In der letzten Medienkonferenz wurde erwähnt, dass sich vier Indikatoren seit Oktober verdoppelt haben. Welche weiteren sind das, und müssten die sich auch halbieren, um die Ziele zu erreichen?

Das sind auch die Hospitalisierungen, respektive die Schwere der Hospitalisierungen, die sich auch an der Belegung der Intensivstationen misst, und die Todesfälle. Im Vordergrund bei dieser Halbierung stehen aber die Fallzahlen, denn diese wirken sich mit gewissen Verzögerungen auf die Hospitalisierungen und dann auch auf die Intensivbetten aus.

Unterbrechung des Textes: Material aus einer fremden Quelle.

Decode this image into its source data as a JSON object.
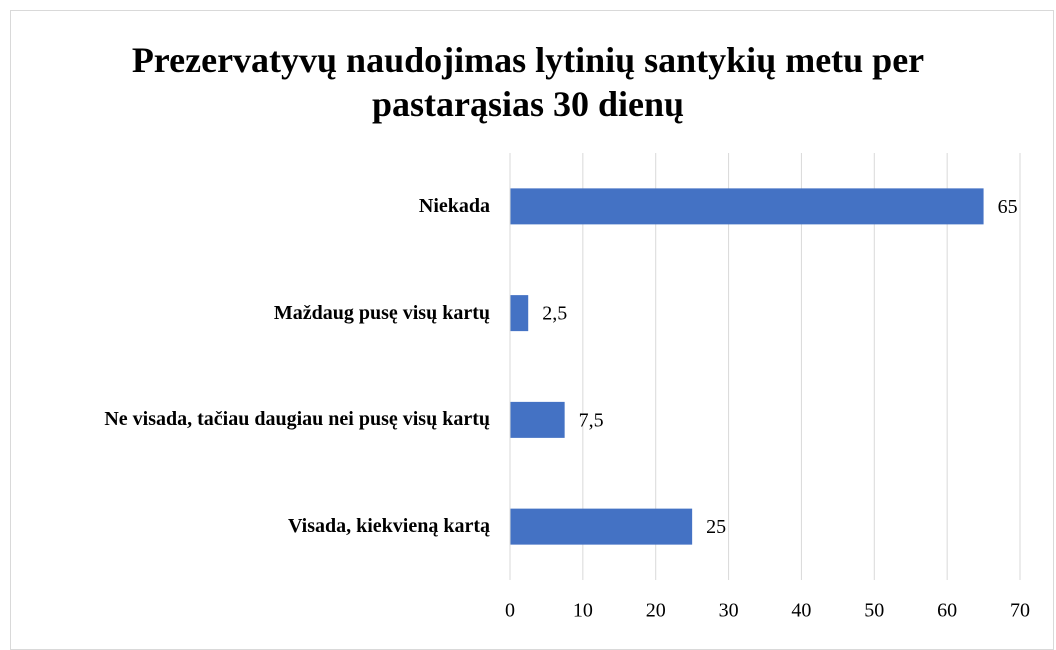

Vorausgesetzt wir hätten das Ziel im Januar erreicht – dann lägen wir unter 500 Fällen – durchatmen und die Massnahmen lockern?

Wenn wir das geschafft haben, können wir Durchatmen, ja. Durchatmen heisst aber nicht, dass wir sofort eine riesige Januarparty steigen lassen und alles wieder vergessen. Es gäbe sicherlich noch Grundmassnahmen, aber auch Möglichkeiten zu Lockerungen, aber – aus Erfahrungen lernend – nicht so breit und rasch wie im Sommer.

Das Gespräch führte Viviane Stadelmann.